These instructions should be valid for Debian, Ubuntu, or Mint Linux distributions. Your experience may vary if using other distributions such as RHEL, Arch, non-desktop distributions like Ubuntu server, or lightweight distros which may omit many expected tools.

Install Minikube


In your terminal run the following:

curl -LO https://storage.googleapis.com/minikube/releases/latest/minikube-linux-amd64

sudo install minikube-linux-amd64 /usr/local/bin/minikube

Starting Minikube and Testing Installation


After you have successfully installed Minikube we need to start and test the cluster to make sure everything is working correctly.

1. Add your user to the docker group

Note - If this step was performed when Docker was installed, it can be skipped.

In your terminal, run:

sudo usermod -aG docker $USER && newgrp docker

Log out of the user profile and log back in so these changes take effect. If running inside a VM, you will need to restart the entire machine, not just log out.

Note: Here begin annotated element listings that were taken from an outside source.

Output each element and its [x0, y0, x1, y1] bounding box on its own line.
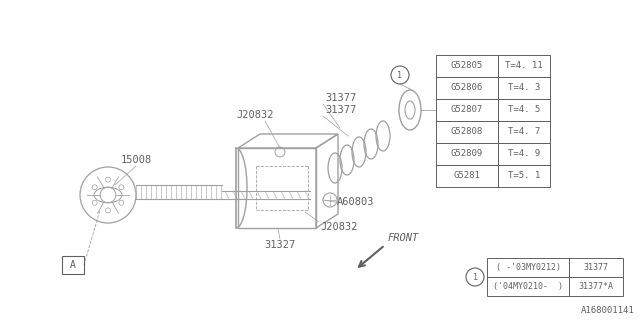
- Text: A60803: A60803: [337, 197, 374, 207]
- Text: G52805: G52805: [451, 61, 483, 70]
- Text: T=4. 7: T=4. 7: [508, 127, 540, 137]
- Text: 31327: 31327: [264, 240, 296, 250]
- Text: A168001141: A168001141: [581, 306, 635, 315]
- Text: 1: 1: [472, 273, 477, 282]
- Text: G52806: G52806: [451, 84, 483, 92]
- Text: 31377: 31377: [325, 93, 356, 103]
- Bar: [487, 258, 569, 277]
- Text: J20832: J20832: [236, 110, 274, 120]
- Bar: [436, 121, 498, 143]
- Bar: [498, 55, 550, 77]
- Bar: [498, 77, 550, 99]
- Text: 31377*A: 31377*A: [579, 282, 614, 291]
- Bar: [498, 165, 550, 187]
- Text: T=4. 5: T=4. 5: [508, 106, 540, 115]
- Text: FRONT: FRONT: [388, 233, 419, 243]
- Text: T=4. 9: T=4. 9: [508, 149, 540, 158]
- Bar: [498, 99, 550, 121]
- Text: T=5. 1: T=5. 1: [508, 172, 540, 180]
- Text: 15008: 15008: [120, 155, 152, 165]
- Text: T=4. 11: T=4. 11: [505, 61, 543, 70]
- Bar: [498, 143, 550, 165]
- Bar: [436, 55, 498, 77]
- Bar: [436, 99, 498, 121]
- Bar: [569, 258, 623, 277]
- Bar: [436, 165, 498, 187]
- Bar: [62, 256, 84, 274]
- Bar: [436, 77, 498, 99]
- Bar: [436, 143, 498, 165]
- Text: G52808: G52808: [451, 127, 483, 137]
- Text: T=4. 3: T=4. 3: [508, 84, 540, 92]
- Text: 31377: 31377: [584, 263, 609, 272]
- Text: 31377: 31377: [325, 105, 356, 115]
- Text: ( -'03MY0212): ( -'03MY0212): [495, 263, 561, 272]
- Text: G5281: G5281: [454, 172, 481, 180]
- Bar: [569, 277, 623, 296]
- Text: A: A: [70, 260, 76, 270]
- Bar: [498, 121, 550, 143]
- Text: G52809: G52809: [451, 149, 483, 158]
- Text: ('04MY0210-  ): ('04MY0210- ): [493, 282, 563, 291]
- Text: J20832: J20832: [320, 222, 358, 232]
- Text: 1: 1: [397, 70, 403, 79]
- Bar: [487, 277, 569, 296]
- Text: G52807: G52807: [451, 106, 483, 115]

2. Start with the default driver:

In your terminal, run:

minikube start

Your output should look similar to this:

2. Check Minikube Status

After you see a Done! message in your terminal, run minikube status to make sure the cluster is healthy. Pay particular attention that the apiserver is in a "Running" state.

3. Install kubectl

In your terminal run the following:

curl -LO "https://dl.k8s.io/release/$(curl -L -s https://dl.k8s.io/release/stable.txt)/bin/linux/amd64/kubectl"

sudo install -o root -g root -m 0755 kubectl /usr/local/bin/kubectl

4. Test kubectl

Lastly, open up your terminal and make sure that you can run kubectl version

Note - the client and server can be off by one minor version without error or issue.